50Th Anniversary of the Death of Sir Winston Churchillby Representative Mac Thornberry
Posted on 2015-01-22
in the house of representatives
Thursday, January 22, 2015
Mr. THORNBERRY. Mr. Speaker, this Saturday, January 24, marks the
50th anniversary of the death of Sir Winston Churchill. Few leaders in
history made such a mark during their lives, and very few have
attracted such study and admiration after their deaths.
Even now, 50 years after his passing at age 90 and 75 years after his ``finest hour'' when Britain and Churchill stood alone against the Nazi menace, new books and articles about his life and leadership pour forth.
The Churchill Centre is a growing international organization with a mission to ``foster leadership, statesmanship, vision, courage and boldness among democratic and freedom loving peoples worldwide, through the thoughts, words, works and deeds of Winston Spencer Churchill.'' The Churchill Centre and The George Washington University here in Washington are building a National Churchill Library and Center. Hillsdale College is publishing all remaining volumes of The Churchill Documents.
The list of activities related to Churchill is long, even 50 years after his death. And, as one measure of popular interest, there are few historical figures who are more regularly misquoted or falsely quoted on the Internet than he.
I think there are many reasons that Sir Winston continues to fascinate and inspire.
In part, there are his monumental achievements, for few statesmen did as much to shape the world in which we live. Were it not for his vision and his willingness to stand up to the conventional wisdom of his day, history could have had a far different outcome.
In part, it is his oratory. Just as his words inspired his nation and the world to stand up to evil then, they still inspire us today.
In part, there are his writings, which continue to be studied and referenced as Churchill the politician was a leading figure throughout the first half of the twentieth century, and Churchill the author helped shape our understanding of those momentous times.
I also believe that the continuing interest in Winston Churchill stems in substantial measure from the many ups and downs of his career. We all draw inspiration from someone who perseveres through higher accolades and lower derision than us will ever experience.
Finally, Churchill the person remains a dazzling personality, fully of humor and eccentricities adding to the interest of new admirers.
The qualities that he exhibited are timeless--qualities such as courage, patriotism, hard work, loyalty, and love of family.
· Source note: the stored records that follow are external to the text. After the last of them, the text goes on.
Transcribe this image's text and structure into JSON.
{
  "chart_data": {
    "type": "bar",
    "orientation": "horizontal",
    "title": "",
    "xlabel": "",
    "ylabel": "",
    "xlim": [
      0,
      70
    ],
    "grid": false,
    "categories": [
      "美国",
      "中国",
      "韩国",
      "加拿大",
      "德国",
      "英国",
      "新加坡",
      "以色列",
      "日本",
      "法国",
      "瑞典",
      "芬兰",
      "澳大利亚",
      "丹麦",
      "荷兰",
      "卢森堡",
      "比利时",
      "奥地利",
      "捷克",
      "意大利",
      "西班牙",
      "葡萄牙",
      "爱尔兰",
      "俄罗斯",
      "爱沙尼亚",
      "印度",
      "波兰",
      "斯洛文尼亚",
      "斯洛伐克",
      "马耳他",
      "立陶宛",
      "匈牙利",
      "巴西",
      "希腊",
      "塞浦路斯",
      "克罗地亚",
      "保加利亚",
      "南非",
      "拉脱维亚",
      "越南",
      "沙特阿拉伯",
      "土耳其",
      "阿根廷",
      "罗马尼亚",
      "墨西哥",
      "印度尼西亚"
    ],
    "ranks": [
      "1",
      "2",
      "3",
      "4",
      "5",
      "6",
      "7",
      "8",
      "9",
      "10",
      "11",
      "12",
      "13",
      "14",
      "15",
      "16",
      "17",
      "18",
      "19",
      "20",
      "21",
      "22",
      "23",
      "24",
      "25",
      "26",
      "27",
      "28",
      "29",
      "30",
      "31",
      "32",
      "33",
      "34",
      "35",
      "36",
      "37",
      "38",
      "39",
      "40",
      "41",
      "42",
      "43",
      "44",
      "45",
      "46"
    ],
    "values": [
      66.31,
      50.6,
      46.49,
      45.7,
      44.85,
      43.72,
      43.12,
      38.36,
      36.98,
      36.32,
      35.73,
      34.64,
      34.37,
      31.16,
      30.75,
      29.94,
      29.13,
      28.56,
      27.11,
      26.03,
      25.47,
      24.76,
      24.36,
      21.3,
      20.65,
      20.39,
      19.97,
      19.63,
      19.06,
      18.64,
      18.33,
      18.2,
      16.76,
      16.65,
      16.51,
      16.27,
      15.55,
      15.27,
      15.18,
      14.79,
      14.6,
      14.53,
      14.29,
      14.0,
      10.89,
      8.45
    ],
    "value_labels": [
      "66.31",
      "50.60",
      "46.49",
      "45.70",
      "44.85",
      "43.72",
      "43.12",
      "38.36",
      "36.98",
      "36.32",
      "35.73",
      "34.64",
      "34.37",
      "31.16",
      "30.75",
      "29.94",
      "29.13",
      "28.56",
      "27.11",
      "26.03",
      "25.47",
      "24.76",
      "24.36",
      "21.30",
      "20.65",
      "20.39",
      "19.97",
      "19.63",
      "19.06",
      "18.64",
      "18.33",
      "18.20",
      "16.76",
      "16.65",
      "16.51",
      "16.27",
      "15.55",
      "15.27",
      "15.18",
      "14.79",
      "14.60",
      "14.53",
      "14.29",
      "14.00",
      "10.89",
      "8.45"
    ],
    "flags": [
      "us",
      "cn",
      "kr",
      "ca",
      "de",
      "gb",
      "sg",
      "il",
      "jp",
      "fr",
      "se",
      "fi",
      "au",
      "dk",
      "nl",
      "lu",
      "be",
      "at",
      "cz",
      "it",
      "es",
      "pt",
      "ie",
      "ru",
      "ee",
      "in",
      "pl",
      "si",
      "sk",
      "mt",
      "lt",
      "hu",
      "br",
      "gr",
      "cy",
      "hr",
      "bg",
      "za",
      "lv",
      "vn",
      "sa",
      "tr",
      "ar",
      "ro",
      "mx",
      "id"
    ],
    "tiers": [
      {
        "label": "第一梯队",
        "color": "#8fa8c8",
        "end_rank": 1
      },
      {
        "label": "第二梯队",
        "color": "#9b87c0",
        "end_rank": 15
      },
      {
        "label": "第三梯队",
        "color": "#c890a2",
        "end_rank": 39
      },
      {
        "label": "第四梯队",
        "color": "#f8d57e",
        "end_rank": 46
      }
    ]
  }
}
And, many of the principles for which he stood and fought are timeless as well, such as the need to recognize and confront evil and to nurture and protect freedom.
He believed that the values of Western Civilization are a force for good and that the English-speaking peoples had unique contributions to offer the rest of the world on freedom, democracy, and the rule of law.
As one who was half American by blood, he appreciated America.
That appreciation has been returned by millions of Americans over the generations.
His bust has been added to the U.S. Capitol's Freedom Foyer, where it continues to inspire visitors and those of us who work here, thereby continuing to serve as a major link in the ``special relationship'' between the United States and the United Kingdom.
The lives of great leaders are always worth remembering and studying, and as long as freedom is cherished, I am confident that Sir Winston Churchill will be studied long into the future.